I surprised them because I just don’t do that.

But rather than appreciating the fact that I did not bore them with the elements of my constitution, they looked on me with a bit of dismay. I think they found be blithe.

Yes, if any word has been thrown my way as an insult, it would be blithe and all of its friendly synonyms.

  • “Silly.”
  • “Not careful enough.”
  • “Short-sighted.”
  • “Immature.”
  • “Naive.”
  • “Overly optimistic.”
  • Or even occasionally, “Ignorant.”

But I do not find blithe to be the absence of awareness, but rather, the negating of apprehension.

Case in point: when my doctor told me I had diabetes, I deadpanned in his direction: “Well, now I know what’s gonna kill me.”

He paused, looking into my eyes to see if I was serious, and when I twinkled his way, he laughed. He also spent the next two hours explaining the rigors of my situation and the care I needed to give myself.

I don’t mind giving myself attention–as long as it’s half of what I give to others.

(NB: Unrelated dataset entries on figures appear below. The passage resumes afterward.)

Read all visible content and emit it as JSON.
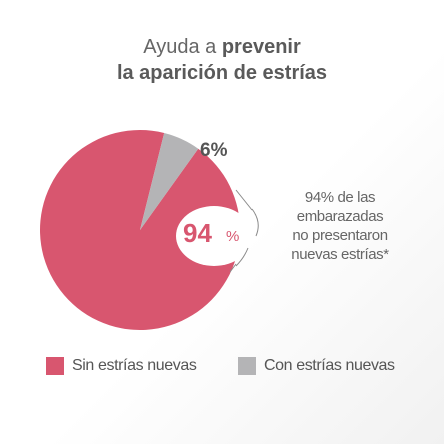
{
  "title": {
    "line1_normal": "Ayuda a ",
    "line1_bold": "prevenir",
    "line2_bold": "la aparición de estrías"
  },
  "chart_data": {
    "type": "pie",
    "categories": [
      "Sin estrías nuevas",
      "Con estrías nuevas"
    ],
    "values": [
      94,
      6
    ],
    "data_labels": [
      "94%",
      "6%"
    ],
    "colors": [
      "#d8566f",
      "#b4b4b6"
    ],
    "legend_position": "bottom"
  },
  "labels": {
    "big_number": "94",
    "big_unit": "%",
    "small_label": "6%"
  },
  "note": {
    "lines": [
      "94% de las",
      "embarazadas",
      "no presentaron",
      "nuevas estrías*"
    ]
  },
  "legend": {
    "items": [
      {
        "label": "Sin estrías nuevas",
        "color": "#d8566f"
      },
      {
        "label": "Con estrías nuevas",
        "color": "#b4b4b6"
      }
    ]
  }
}
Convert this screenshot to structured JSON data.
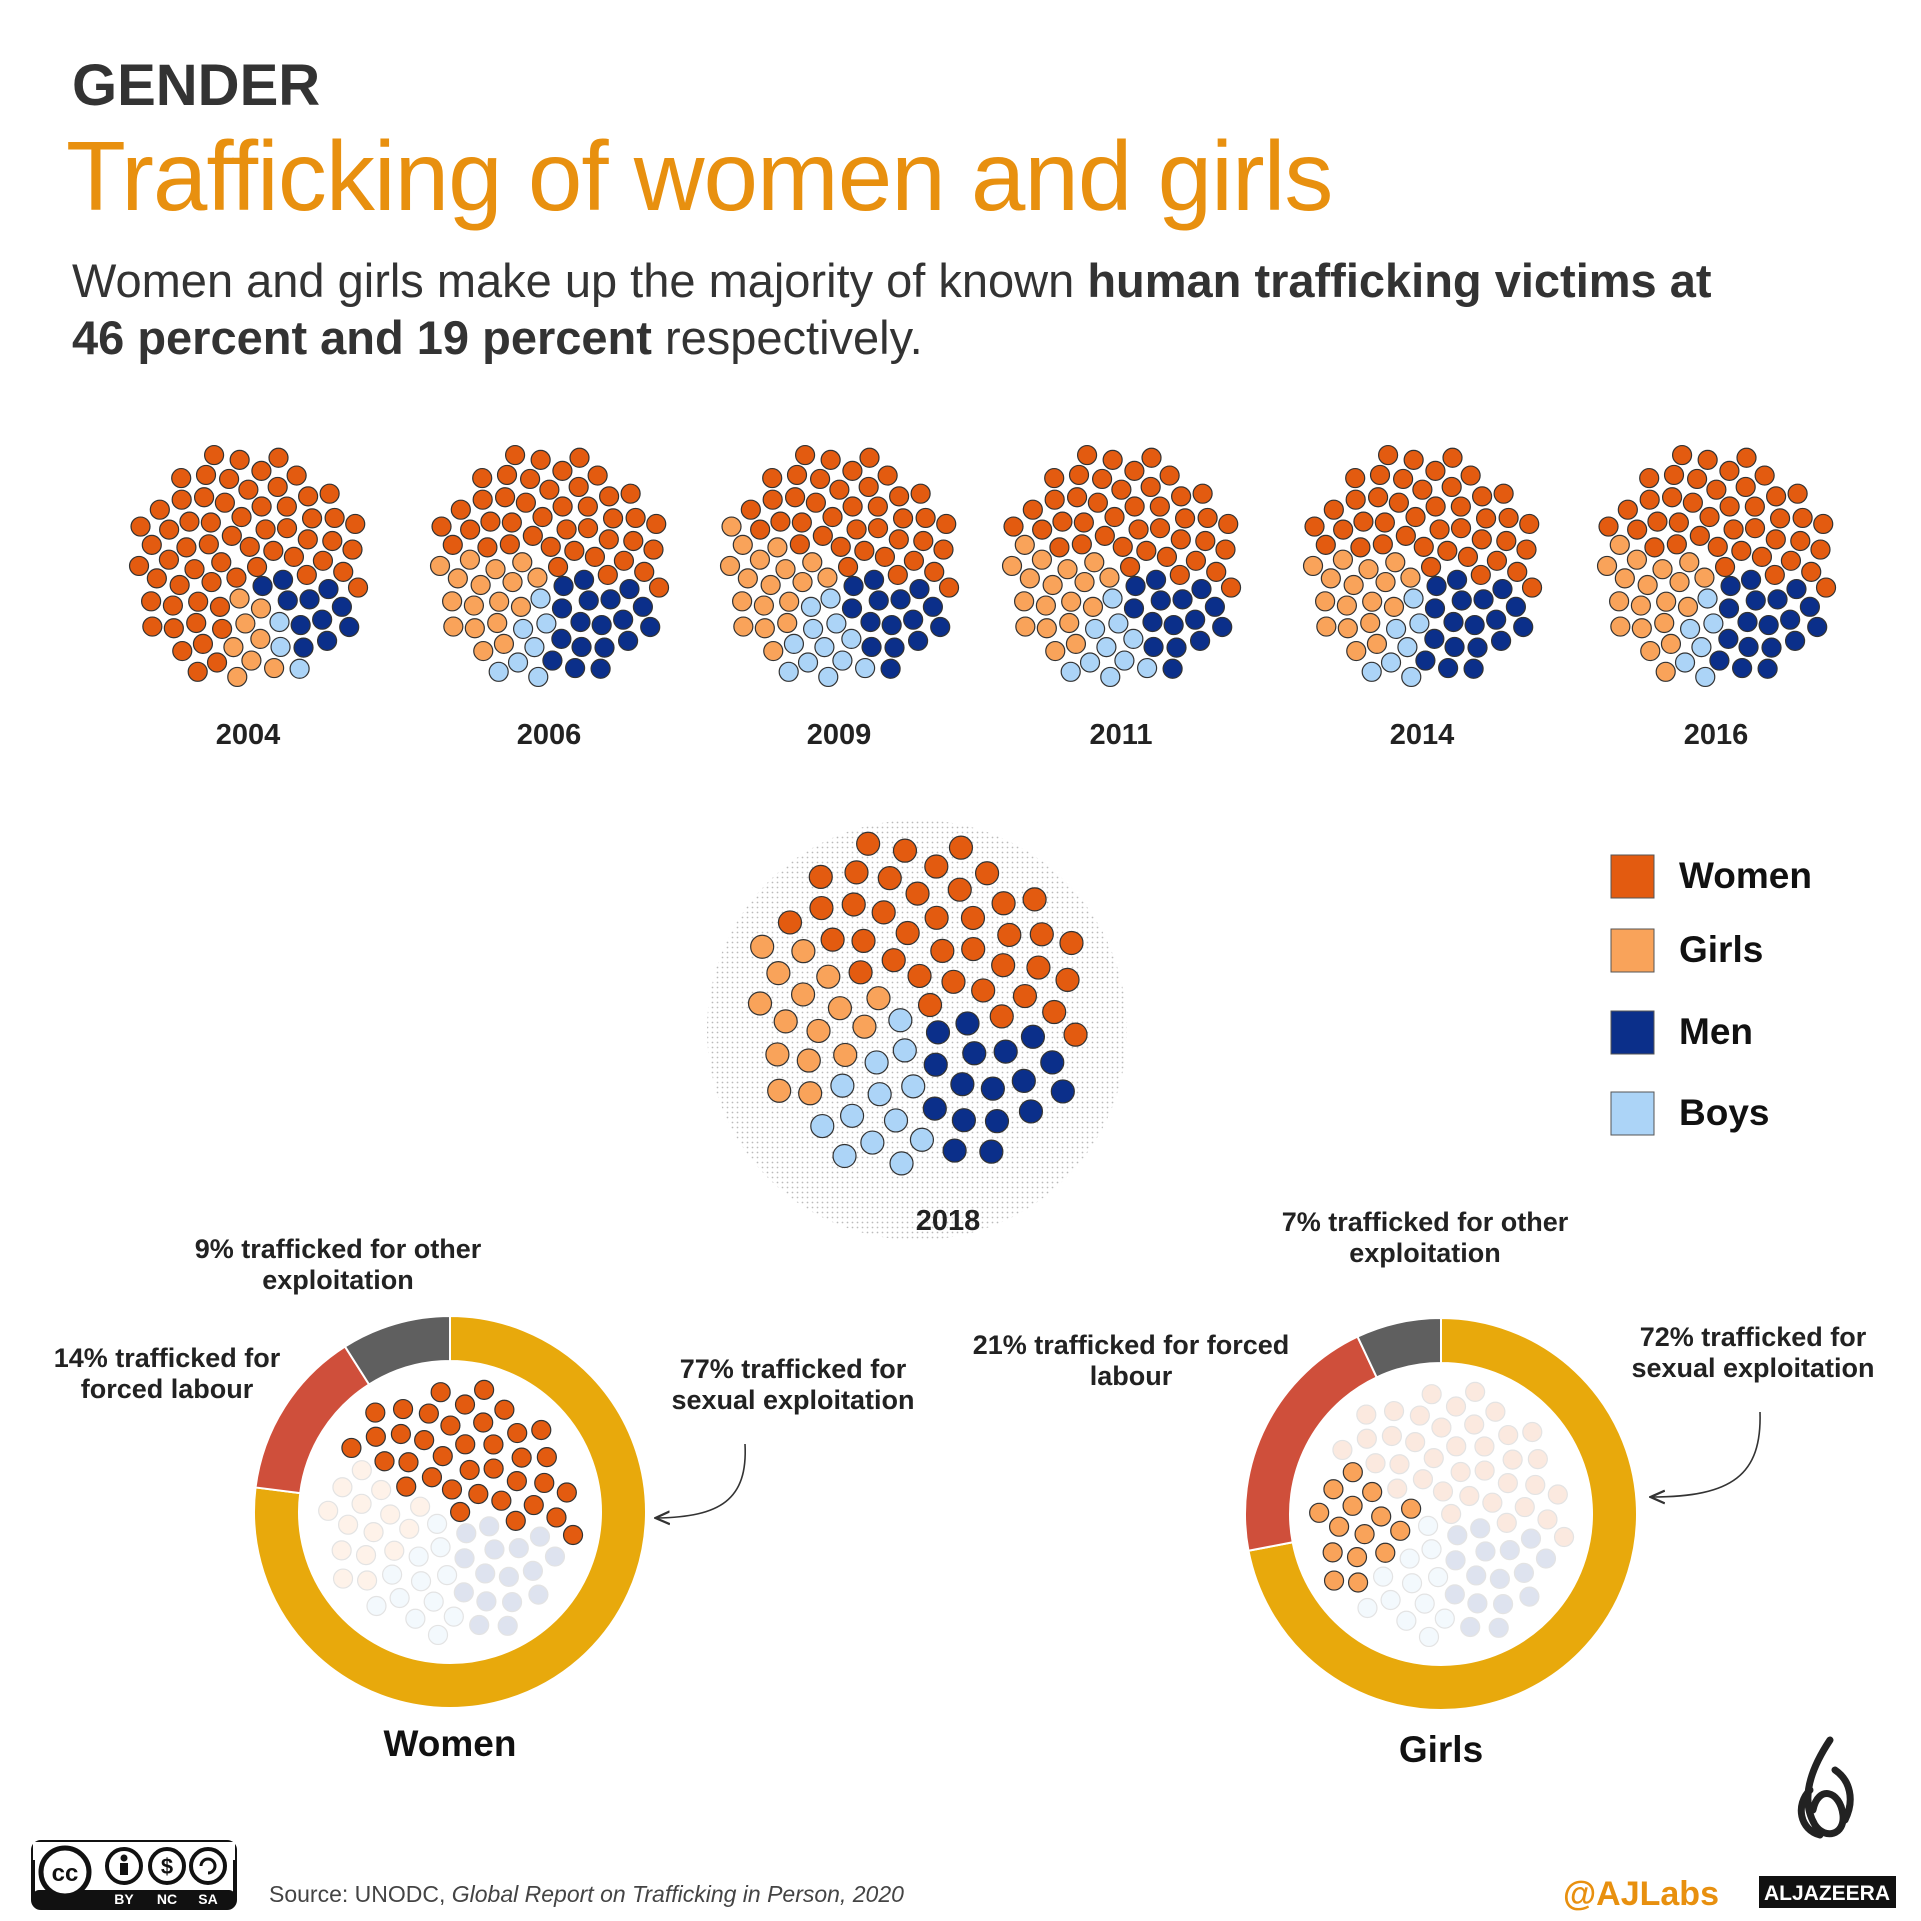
{
  "header": {
    "kicker": "GENDER",
    "title": "Trafficking of women and girls",
    "subtitle": [
      "Women and girls make up the majority of known ",
      "human trafficking victims at 46 percent and 19 percent",
      " respectively."
    ]
  },
  "chart_data": [
    {
      "type": "dot",
      "categories": [
        "2004",
        "2006",
        "2009",
        "2011",
        "2014",
        "2016",
        "2018"
      ],
      "series": [
        {
          "name": "Women",
          "color": "#e35b10",
          "values": [
            74,
            51,
            47,
            49,
            51,
            49,
            46
          ]
        },
        {
          "name": "Girls",
          "color": "#f9a35a",
          "values": [
            10,
            20,
            21,
            21,
            20,
            23,
            19
          ]
        },
        {
          "name": "Men",
          "color": "#0b2f8a",
          "values": [
            13,
            21,
            18,
            18,
            21,
            21,
            20
          ]
        },
        {
          "name": "Boys",
          "color": "#acd4f7",
          "values": [
            3,
            8,
            14,
            12,
            8,
            7,
            15
          ]
        }
      ]
    },
    {
      "type": "pie",
      "title": "Women",
      "values": [
        77,
        14,
        9
      ],
      "value_labels": [
        "77% trafficked for sexual exploitation",
        "14% trafficked for forced labour",
        "9% trafficked for other exploitation"
      ],
      "colors": [
        "#e8a90c",
        "#cf4f3b",
        "#5f5f5f"
      ]
    },
    {
      "type": "pie",
      "title": "Girls",
      "values": [
        72,
        21,
        7
      ],
      "value_labels": [
        "72% trafficked for sexual exploitation",
        "21% trafficked for forced labour",
        "7% trafficked for other exploitation"
      ],
      "colors": [
        "#e8a90c",
        "#cf4f3b",
        "#5f5f5f"
      ]
    }
  ],
  "footer": {
    "license": [
      "BY",
      "NC",
      "SA"
    ],
    "source": "Source: UNODC, ",
    "source_title": "Global Report on Trafficking in Person, 2020",
    "handle": "@AJLabs",
    "brand": "ALJAZEERA"
  }
}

Apprehension has never made my journey sweeter or improved my situation. Matter of fact, it tends to do the opposite.

So if I were to be accused of anything, and I certainly will be, “blithe” would be my preference.

Because the power of living a life which “takes no thought” for certain matters is the realization that my thinking does not always produce positive energy and often fails to even release the serotonin that could make my thinking better.

Do I have apprehensions? Yes.

But I would consider them to be pesky mice in my house … instead of pet hamsters in cages.